Contributing authors on the academic paper include Peter Roming, Michael Joner, and Eric Hintz of BYU; Richard Jee of Weber State University in Ogden, Utah; Doug Geisler of the Cerro Tololo Inter-American Observatory; Patrick Durrell of McMaster University in Ontario, Canada; and Paul Scowen of Arizona State University.
While, because of its low energy level and mass, M101’s nucleus was never thought to contain a black hole, the observation of outflow is consistent with theories about black holes. A black hole, a star or galaxy nucleus that has collapsed under its own mass and gravity, acts like a vacuum, pulling in matter and energy from the universe around it. In addition to pulling objects in, black holes are also thought to eject gases and matter. In this lower-intensity black hole, that outflow is propelled by the geyser.
“Compared to M87’s black hole, believed to be more than a billion times the mass of our sun, M101’s black hole is a wimpy garden hose compared to a fire hose,” says Moody. He estimates that the mass of M101’s black hole is probably a million times the mass of our sun, making it one of the smallest ever found outside our galaxy.

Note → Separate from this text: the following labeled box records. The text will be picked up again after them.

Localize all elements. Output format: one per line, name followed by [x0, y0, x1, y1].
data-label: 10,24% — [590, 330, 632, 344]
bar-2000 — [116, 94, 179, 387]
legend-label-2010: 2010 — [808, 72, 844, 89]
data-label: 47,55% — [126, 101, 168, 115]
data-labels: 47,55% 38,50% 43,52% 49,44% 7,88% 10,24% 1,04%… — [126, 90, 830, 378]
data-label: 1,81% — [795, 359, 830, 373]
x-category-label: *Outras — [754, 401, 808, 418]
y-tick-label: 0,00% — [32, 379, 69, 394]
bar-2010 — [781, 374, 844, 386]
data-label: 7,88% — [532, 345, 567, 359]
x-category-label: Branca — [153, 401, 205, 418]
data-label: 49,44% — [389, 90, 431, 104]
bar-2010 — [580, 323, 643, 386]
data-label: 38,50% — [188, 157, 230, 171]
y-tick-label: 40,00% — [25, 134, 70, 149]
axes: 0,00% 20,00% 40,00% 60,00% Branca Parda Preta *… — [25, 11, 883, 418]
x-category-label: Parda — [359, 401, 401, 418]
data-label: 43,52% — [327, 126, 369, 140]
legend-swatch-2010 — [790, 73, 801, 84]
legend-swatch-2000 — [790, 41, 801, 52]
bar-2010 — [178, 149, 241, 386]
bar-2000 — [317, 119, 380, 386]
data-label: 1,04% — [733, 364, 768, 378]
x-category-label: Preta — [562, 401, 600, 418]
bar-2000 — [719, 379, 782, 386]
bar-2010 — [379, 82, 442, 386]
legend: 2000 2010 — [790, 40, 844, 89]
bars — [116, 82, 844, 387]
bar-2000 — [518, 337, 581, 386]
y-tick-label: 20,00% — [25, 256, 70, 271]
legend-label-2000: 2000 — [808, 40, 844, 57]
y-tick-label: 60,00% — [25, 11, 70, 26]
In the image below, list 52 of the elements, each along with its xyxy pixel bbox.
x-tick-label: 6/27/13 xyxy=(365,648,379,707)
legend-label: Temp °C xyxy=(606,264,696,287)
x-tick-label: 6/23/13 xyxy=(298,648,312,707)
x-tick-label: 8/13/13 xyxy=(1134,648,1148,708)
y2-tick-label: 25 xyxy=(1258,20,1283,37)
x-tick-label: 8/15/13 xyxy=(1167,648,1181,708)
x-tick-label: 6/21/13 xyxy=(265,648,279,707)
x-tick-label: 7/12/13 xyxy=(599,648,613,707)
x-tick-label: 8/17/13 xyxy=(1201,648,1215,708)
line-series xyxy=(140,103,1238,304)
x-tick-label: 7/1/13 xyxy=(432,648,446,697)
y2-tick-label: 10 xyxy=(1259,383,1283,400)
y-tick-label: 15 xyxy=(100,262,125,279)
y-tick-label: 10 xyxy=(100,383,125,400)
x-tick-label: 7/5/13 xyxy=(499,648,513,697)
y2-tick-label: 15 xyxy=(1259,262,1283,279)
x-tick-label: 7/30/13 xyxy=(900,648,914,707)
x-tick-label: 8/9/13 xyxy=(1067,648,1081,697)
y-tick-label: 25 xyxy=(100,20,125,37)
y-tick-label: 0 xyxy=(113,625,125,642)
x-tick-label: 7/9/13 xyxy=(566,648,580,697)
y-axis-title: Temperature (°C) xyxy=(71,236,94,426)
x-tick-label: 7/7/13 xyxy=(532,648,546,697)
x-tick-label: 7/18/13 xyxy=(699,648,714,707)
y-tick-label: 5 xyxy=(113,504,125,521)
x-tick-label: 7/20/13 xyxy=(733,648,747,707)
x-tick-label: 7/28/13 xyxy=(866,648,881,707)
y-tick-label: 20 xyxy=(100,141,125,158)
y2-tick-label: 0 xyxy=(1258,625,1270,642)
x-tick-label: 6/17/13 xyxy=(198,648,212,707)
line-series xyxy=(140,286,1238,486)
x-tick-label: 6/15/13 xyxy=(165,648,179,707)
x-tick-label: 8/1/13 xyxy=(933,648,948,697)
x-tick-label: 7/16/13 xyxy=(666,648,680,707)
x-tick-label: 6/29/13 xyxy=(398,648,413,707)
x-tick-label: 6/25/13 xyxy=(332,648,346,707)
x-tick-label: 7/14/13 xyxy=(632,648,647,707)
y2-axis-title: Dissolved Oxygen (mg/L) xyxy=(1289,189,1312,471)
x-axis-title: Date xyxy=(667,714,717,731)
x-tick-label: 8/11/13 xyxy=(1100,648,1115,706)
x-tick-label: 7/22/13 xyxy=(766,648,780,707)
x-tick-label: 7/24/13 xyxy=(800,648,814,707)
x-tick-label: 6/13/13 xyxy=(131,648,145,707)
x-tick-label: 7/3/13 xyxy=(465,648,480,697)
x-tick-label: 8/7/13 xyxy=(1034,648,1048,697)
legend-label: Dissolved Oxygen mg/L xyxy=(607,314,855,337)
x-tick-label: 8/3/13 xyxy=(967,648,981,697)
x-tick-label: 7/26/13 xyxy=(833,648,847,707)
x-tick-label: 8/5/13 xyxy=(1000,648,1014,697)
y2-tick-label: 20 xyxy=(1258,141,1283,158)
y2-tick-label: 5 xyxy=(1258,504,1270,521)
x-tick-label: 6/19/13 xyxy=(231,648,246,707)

“This is the best evidence we’ve ever had for a medium-sized black hole- it’s a missing link that can help us fill in the gaps and find a range between the monsters and the wimps,” he says.
Moody says this lower-energy environment could be very useful to scientists who study black hole behavior. In a super-massive black hole, any outflow is thrown far beyond the nucleus. But because a geyser isn’t powerful enough to propel matter beyond the gravitational and orbital forces of the galaxy nucleus, it holds millions of years of history in perpetual orbit. By studying the ages and properties of the matter in the outflow path, scientists can learn about black holes’ properties and their role in star formation.
While the observation presents a number of new research directions, Moody says his immediate goal is to gather additional information about M101’s geyser, hopefully using data from the Hubble Space Telescope. He also hopes to use the filtration and photography techniques to find other black holes and geysers.
“This is exciting because I think we’ve pioneered a way of looking for some fundamental objects. Now we can use this new method to look for other black holes,” he says.